El astrónomo que me había salvado la vida resultó ser una mujer palestina, Lisa Hana, que trabajaba en Pasadena y era una pieza clave en el proyecto de crear una ciudad en Marte. Me envió una foto suya junto con un reconocido astrofísico judío. El judío me escribió: «Es mi jefa», me dijo, «la mente más brillante que he conocido», «mejor matemática que Paul Dirac». Y añadió: «Tenemos que sacarte de ahí porque tenemos un fantástico proyecto».
Un día, el conductor del camión que repartía los alimentos nos conminó a recoger los bártulos. Era un palestino que nunca se había comprometido con la lucha armada. «No podéis conocer la entrada a los túneles», nos dijo, y, poco después de partir, en el mismo camión nos indujeron un sueño largo y profundo.
Cuando despertamos, estábamos en una ciudad subterránea recortada en la roca madre, de un color que no se daba en Palestina, generalmente de caliza y dolomía grises. Me hizo sospechar enseguida que estábamos en otra parte. La roca de aquellas paredes y techos era de origen volcánico. Un polvo rojo, ferruginoso, se deslizaba sobre los suelos de basalto, negros y brillantes bajo los pies. Los túneles estaban recortados como intestinos en las profundidades, llenos de divertículos que conducían a laboratorios, salas de reuniones, dormitorios, comedores y… una sala muy espaciosa con grandes ventanales que me cortaron el aire.

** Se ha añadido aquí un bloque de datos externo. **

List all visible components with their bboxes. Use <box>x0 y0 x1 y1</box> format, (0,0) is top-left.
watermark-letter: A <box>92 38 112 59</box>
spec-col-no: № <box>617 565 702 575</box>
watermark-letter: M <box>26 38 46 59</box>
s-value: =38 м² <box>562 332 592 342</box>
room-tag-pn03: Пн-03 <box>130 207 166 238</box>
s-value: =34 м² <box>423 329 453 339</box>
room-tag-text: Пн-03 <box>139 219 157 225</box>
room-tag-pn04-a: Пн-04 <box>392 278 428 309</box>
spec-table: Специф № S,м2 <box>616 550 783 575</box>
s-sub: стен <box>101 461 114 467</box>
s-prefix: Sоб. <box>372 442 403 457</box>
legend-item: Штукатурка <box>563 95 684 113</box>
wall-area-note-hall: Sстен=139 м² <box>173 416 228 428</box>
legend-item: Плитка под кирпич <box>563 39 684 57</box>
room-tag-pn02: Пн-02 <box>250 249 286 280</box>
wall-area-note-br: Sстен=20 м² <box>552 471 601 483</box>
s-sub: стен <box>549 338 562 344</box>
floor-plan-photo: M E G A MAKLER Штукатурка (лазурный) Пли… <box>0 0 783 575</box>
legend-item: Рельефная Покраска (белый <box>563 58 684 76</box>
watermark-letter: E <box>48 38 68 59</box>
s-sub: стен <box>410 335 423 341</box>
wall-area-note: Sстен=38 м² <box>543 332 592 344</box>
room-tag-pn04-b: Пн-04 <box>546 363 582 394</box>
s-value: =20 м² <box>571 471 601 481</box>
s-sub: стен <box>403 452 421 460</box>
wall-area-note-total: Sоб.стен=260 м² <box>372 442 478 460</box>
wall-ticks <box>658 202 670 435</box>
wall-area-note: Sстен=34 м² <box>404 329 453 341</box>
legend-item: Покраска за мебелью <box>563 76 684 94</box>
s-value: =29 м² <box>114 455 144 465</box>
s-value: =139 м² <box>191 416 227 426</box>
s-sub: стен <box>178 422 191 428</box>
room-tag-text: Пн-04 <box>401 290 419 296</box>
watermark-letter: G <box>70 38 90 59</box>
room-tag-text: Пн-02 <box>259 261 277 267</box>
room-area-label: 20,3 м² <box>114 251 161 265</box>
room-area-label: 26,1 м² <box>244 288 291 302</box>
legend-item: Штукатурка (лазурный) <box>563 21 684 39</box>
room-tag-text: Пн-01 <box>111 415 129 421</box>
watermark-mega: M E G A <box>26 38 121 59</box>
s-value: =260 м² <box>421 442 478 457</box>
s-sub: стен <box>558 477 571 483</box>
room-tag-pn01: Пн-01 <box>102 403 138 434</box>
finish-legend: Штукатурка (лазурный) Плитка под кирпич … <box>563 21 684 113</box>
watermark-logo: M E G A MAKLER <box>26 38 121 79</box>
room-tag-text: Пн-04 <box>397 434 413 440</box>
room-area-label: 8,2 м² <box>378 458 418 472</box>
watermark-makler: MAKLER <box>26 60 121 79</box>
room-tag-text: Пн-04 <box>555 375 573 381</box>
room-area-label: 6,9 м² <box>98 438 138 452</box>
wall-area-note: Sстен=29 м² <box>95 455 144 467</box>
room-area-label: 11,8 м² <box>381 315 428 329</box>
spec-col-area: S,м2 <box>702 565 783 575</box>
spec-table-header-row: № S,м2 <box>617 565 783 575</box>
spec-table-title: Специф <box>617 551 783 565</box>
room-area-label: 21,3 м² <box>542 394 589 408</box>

Frente a nosotros, la pared opuesta de un desfiladero de grandes dimensiones que no podía ser otro que…
—Bienvenidos a Ciudad Marineris, dormilones.
Mi mujer me soltó la mano, solo para que otra, menos caliente, me sujetara los dedos con fuerza. Cuando miré a mi lado, vi la cara de niña y los cabellos cortos, varoniles, de Lisa Hana, que escrutaba mi rostro con fruición, a la espera de que, probablemente, me desmayara, de ahí que dos fornidos astronautas se colocaran a mis espaldas.
Pero lo que hice inmediatamente fue buscar el apoyo de mi mujer y mis hijas, para descubrir, en sus bocas y ojos abiertos como platos, una mezcla de pánico e incredulidad que nos llevó a abrazarnos a todos. Que era verdad, que estábamos en Marte, y que teníamos tantas preguntas que era como si hubiéramos muerto y vuelto a nacer en un mundo nuevo y extraño.